PDF(Pubmed)
Abstract:
Intestinal peristalsis is vital for gastrointestinal physiology and host homeostasis and is frequently dysregulated in intestinal disorders. Gut microbiota can regulate gut motility, especially through the tryptophan metabolism pathway. However, the role of indoles as microbial tryptophan metabolites in colonic function requires further exploration. Here, we show that the delivery of indole acetic acid (IAA) targeting the colon can improve gut motility by activating the aryl hydrocarbon receptor (AHR). To achieve colon-targeted delivery, Eudragit S-100 (ES) and chitosan (CS) were used as drug carriers. After optimisation, IAA-loaded ES-coated CS nanoparticles exhibited an encapsulation efficiency of 83% and a drug-loading capacity of 16%. These nanoparticles exhibited pH-dependent characteristics and remained stable in acidic conditions and the upper intestine. In simulated intestinal fluid (pH 7.4) and colonic lumen, considerable amounts of IAA were released after approximately 4 h. Compared with free IAA, the nanoparticles exerted enhanced therapeutic effects on gut movement disorders induced by loperamide. The efficacy of IAA treatment was attributable to the activation of the AHR signalling pathway and increased levels of AHR agonists.
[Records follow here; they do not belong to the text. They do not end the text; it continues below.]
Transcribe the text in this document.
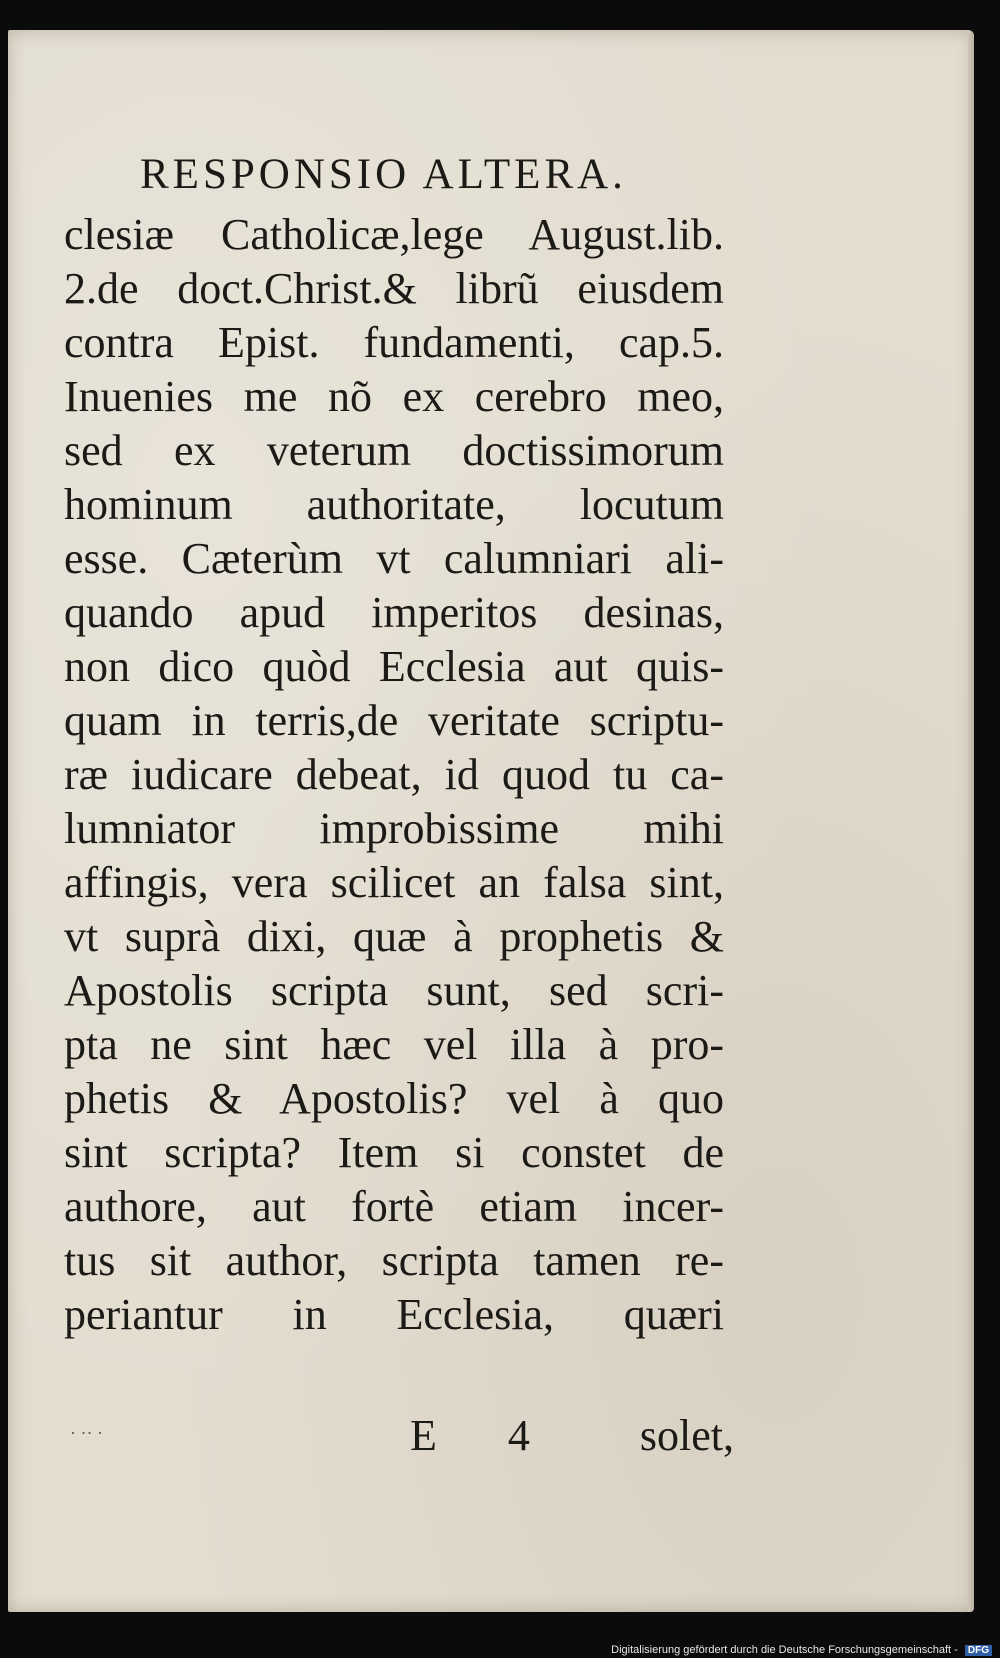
RESPONSIO ALTERA.
clesiæ Catholicæ,lege August.lib.
2.de doct.Christ.& librũ eiusdem
contra Epist. fundamenti, cap.5.
Inuenies me nõ ex cerebro meo,
sed ex veterum doctissimorum
hominum authoritate, locutum
esse. Cæterùm vt calumniari ali-
quando apud imperitos desinas,
non dico quòd Ecclesia aut quis-
quam in terris,de veritate scriptu-
ræ iudicare debeat, id quod tu ca-
lumniator improbissime mihi
affingis, vera scilicet an falsa sint,
vt suprà dixi, quæ à prophetis &
Apostolis scripta sunt, sed scri-
pta ne sint hæc vel illa à pro-
phetis & Apostolis? vel à quo
sint scripta? Item si constet de
authore, aut fortè etiam incer-
tus sit author, scripta tamen re-
periantur in Ecclesia, quæri
․ ․․ ․	E 4 solet,
Digitalisierung gefördert durch die Deutsche Forschungsgemeinschaft - DFG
Furthermore, the oral administration of IAA-loaded nanoparticles promoted serotonin secretion and maintained the intestinal barrier function. The experimental outcomes demonstrate the efficiency of the proposed colon-specific delivery system and highlight the role of IAA, produced by gut microbiota metabolism, in regulating gut peristalsis through AHR activation.
摘要:
肠蠕动对于胃肠生理学和宿主稳态至关重要,并且在肠道疾病中经常失调。肠道菌群可以调节肠道运动,特别是通过色氨酸代谢途径。然而,吲哚作为微生物色氨酸代谢产物在结肠功能中的作用需要进一步探索。这里,我们表明,靶向结肠的吲哚乙酸(IAA)的递送可以通过激活芳烃受体(AHR)来改善肠道运动。为了实现结肠靶向给药,使用EudragitS-100(ES)和壳聚糖(CS)作为药物载体。优化后,负载IAA的ES包被的CS纳米颗粒表现出83%的封装效率和16%的药物负载能力。这些纳米颗粒表现出pH依赖性特征,并且在酸性条件和上肠中保持稳定。在模拟肠液(pH7.4)和结肠腔中,大约4小时后释放了大量的IAA。与游离IAA相比,纳米颗粒对洛哌丁胺诱导的肠道运动障碍具有增强的治疗作用。IAA治疗的功效归因于AHR信号传导途径的激活和AHR激动剂水平的增加。此外,口服负载IAA的纳米粒促进5-羟色胺分泌并维持肠屏障功能。实验结果证明了所提出的结肠特异性递送系统的效率,并强调了IAA的作用。由肠道微生物群代谢产生,通过AHR激活调节肠道蠕动。